What are The Two Biggest Obstacles to Being A Successful Academic?

June 27th, 2012

At the AALS New Law Profs conference I attended this past weekend (the real reason I was in D.C., not just to sleep outside the Supreme Court), I attended a number of really interesting sessions on how to be a law prof. I also met a lot of really cool young academics, many of whom I’m sure I will work with for the next five decades of my life.

One panel though was particularly interest. The prof said that the two biggest obstacles to being a successful academic are perfectionism and procrastination.

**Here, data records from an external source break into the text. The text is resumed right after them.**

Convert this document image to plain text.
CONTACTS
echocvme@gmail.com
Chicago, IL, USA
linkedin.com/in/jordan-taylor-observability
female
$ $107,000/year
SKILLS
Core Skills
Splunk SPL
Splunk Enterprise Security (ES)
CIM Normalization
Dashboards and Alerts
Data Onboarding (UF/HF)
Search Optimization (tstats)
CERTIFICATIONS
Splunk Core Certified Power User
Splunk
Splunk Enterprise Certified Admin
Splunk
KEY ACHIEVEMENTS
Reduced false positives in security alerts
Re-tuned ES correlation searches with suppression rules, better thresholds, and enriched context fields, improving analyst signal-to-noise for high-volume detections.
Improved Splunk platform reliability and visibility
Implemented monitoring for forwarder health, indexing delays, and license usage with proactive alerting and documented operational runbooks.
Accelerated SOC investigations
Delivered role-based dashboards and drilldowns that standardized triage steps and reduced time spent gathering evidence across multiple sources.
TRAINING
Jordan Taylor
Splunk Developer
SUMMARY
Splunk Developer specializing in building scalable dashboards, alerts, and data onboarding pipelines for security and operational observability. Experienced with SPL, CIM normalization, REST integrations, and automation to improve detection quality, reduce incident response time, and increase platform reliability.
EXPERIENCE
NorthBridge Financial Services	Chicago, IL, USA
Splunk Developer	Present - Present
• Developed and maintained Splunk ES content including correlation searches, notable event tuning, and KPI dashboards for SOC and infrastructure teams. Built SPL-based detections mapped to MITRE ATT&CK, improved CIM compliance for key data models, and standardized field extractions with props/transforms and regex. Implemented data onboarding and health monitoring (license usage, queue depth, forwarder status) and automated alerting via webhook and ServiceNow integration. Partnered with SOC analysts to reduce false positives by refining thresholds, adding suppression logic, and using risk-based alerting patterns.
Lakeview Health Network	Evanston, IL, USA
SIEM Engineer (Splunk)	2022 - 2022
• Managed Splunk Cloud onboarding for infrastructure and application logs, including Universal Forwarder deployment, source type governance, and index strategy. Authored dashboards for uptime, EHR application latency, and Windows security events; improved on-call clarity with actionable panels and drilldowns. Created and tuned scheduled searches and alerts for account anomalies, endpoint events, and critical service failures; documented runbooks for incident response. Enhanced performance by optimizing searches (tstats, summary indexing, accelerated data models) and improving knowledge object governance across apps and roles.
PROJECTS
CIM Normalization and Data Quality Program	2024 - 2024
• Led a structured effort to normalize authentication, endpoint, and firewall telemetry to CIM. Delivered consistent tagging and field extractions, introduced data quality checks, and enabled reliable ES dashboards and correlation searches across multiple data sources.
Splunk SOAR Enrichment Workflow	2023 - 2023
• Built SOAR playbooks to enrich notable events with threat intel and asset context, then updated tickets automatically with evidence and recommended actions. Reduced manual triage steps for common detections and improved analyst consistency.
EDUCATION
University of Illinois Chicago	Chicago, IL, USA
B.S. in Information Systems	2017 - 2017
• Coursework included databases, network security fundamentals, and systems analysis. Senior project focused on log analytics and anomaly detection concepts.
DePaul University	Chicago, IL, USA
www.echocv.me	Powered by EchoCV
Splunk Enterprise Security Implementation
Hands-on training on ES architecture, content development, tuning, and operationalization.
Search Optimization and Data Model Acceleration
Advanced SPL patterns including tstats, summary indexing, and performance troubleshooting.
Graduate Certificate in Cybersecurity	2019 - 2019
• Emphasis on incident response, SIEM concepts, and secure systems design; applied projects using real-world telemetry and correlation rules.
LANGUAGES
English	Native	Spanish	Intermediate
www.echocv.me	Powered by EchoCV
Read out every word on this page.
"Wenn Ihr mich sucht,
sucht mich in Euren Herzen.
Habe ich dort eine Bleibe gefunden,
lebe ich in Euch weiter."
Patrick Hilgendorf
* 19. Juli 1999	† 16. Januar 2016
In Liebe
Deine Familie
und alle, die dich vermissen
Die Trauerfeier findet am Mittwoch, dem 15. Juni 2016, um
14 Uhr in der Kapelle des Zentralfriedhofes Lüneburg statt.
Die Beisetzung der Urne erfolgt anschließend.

Perfectionism, in that profs try to get their articles perfect. They spend too much time researching and figuring out how to finely craft the arguments. Once it is written, they go through endless rounds of revisions and comments and feedback from others, along with workshopping.

Procrastination, in that profs who have no set schedule (other than teaching for 4-6 hours per week) are unable to discipline themselves into writing on a consistent schedule. Especially during summer vacation, which lasts roughly four months.

I have neither problem. I do not strive for perfectionism. In fact, I eschew it. I have deeply internalized the notion of marginal cost. To approach 100% is not worth it. From 98%-99% is not worth it. Hell, I am happy with 95%. I don’t mind posting blog post and draft articles that aren’t even close to perfect. The benefit of getting your stuff out there early far exceeds the benefit of waiting till its perfect.

And, I don’t procrastinate. In fact, when I start doing something, I usually can’t stop. When I schedule time to do something I do it. Hell, I just wrote a 300 word blog post about not procrastinating.

A related (or unrelated) aside. I am listening to Walter Isaacson’s biography of Einstein. Einstein said, in hindsight, that he is glad that no university would hire him, and that he worked at the Swiss Patent Office. Had he worked in a university, he would have had to conform to the establishment, and shaped his research to fit into what everyone expected him to do. In other words, not rethink everything. By writing for himself while working at a Patent Examiner–where no one expected him to do anything–Einstein was able to totally challenge every assumption, and start from the ground up. Now you know the rest fo that story.